Für viele unerwartet hat die deutsche Nationalmannschaft bei der Basketball-EM in Serbien und Montenegro das Viertelfinale erreicht. Für Bundestrainer Dirk Bauermann "darf das bei Turnier noch nicht das Ende sein". Auch für das schwere Spiel gegen die favorisierten Slowenen hält der Coach eine weitere Überraschung für möglich. "Nur wer sich Ziele setzt, kann sie erreichen."

Frage: "Dirk Bauermann, nach vier imponierenden Kraftakten hat ihre Mannschaft das Viertelfinale der EM erreicht..."

Dirk Bauermann: "Wir können jetzt erst einmal durchatmen. Wir haben ein Zwischenziel erreicht und können sogar das WM-Ticket nach Japan lösen, aber das Viertelfinale darf bei diesem Turnier noch nicht das Ende sein."

Frage: "Ihr Traum ist es weiterhin, hier in Serbien und Montenegro im Finale zu stehen. Das zumindest haben sie den Spielern mitgeteilt..."

Bauermann: "Ich glaube, Ex-Kanzler Helmut Schmidt hat mal gesagt: Wer Visionen hat, soll sich einen guten Arzt suchen. Ich sage: Nur wer sich Ziele setzt, kann sie erreichen. Mit dieser Einstellung sind wir bisher gut gefahren und so weit gekommen, wie es uns wohl kaum einer zugetraut hätte nach den verletzungsbedingten Rückschlägen in der Vorbereitung."

Frage: "Trotz der schwerwiegenden Ausfälle ist bei der EM eine echte Mannschaft gewachsen..."

Bauermann: "....die verstanden hat, was sie tun muss, um erfolgreich zu sein. Natürlich ist es Aufgabe des Trainers, ihr das klarzumachen. Die Jungs sind gut drauf, die Stimmung ist gut. Es macht mir unheimlich Spaß, mit ihnen zu arbeiten".

Frage: "Es ist doch wesentlich leichter Erfolg zu haben, wenn man einen Dirk Nowitzki im Kader hat. Wie sehen sie seine überragenden Vorstellungen?"

Bauermann: "Mit einem Nowitzki sieht jeder Trainer und jede Mannschaft der Welt gut aus. Was er hier spielt, ist einfach phantastisch, unglaublich. Er gibt der restlichen Mannschaft Hoffnung und Selbstvertrauen - mit seinen Würfen und mit seiner Siegermentalität."

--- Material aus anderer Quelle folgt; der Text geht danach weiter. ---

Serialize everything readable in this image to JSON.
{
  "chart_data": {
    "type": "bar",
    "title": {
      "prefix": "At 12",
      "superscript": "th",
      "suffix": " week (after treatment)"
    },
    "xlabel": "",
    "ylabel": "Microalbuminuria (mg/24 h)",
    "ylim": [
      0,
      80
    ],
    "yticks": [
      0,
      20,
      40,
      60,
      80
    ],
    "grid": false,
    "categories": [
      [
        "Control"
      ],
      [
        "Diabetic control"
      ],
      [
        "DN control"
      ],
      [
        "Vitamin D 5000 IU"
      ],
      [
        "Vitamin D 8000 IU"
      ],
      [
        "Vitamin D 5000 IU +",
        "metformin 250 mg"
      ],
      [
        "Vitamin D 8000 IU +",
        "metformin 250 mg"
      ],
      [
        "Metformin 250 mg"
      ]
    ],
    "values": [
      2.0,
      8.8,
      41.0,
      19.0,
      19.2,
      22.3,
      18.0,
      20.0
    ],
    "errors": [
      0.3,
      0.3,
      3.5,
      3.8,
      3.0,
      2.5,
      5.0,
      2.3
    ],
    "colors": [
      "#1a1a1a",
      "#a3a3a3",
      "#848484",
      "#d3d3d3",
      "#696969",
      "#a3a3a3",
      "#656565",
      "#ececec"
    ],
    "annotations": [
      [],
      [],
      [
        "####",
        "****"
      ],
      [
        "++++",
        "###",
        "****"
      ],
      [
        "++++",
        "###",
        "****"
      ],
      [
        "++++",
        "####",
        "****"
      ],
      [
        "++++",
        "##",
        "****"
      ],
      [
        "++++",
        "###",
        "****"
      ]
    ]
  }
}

Frage: "Doch wie schon in den Vorrundenspielen zuvor, kam Nowitzki erst in der zweiten Halbzeit auf Betriebstemperatur. Wo liegt der Grund?"

Bauermann: "Jeder Gegner versucht natürlich, Dirk aus dem Spiel zu nehmen. Es war klar, dass die Türken versuchen werden, sehr physisch und mit harten, teilweise übertriebenen Mitteln gegen ihn zu spielen. Das ist auch eine Halbzeit gelungen. Doch das hat Dirk so geärgert, dass er sich gesagt hat: Das Ding verlieren wir nicht, das lassen wir uns nicht gefallen. Als er aufdrehte, waren die Türken wie gelähmt."

Frage: "Ihre Mannschaft hat bisher schon viel Kraft gelassen - mental und physisch. Was kann man von ihr im Viertelfinale gegen die starken Slowenen erwarten?"

Bauermann: "Hut ab vor der Energieleistung der Mannschaft mit vier sehr schweren Spielen in fünf Tagen. Wenn man das Fußballern zumuten würde, würden die lächelnd abwinken. Wir haben jetzt immerhin zwei Tage Ruhe. Sicherlich ist Slowenien der bisher größte Stolperstein, aber warum sollen wir nicht für weitere Überraschungen sorgen?"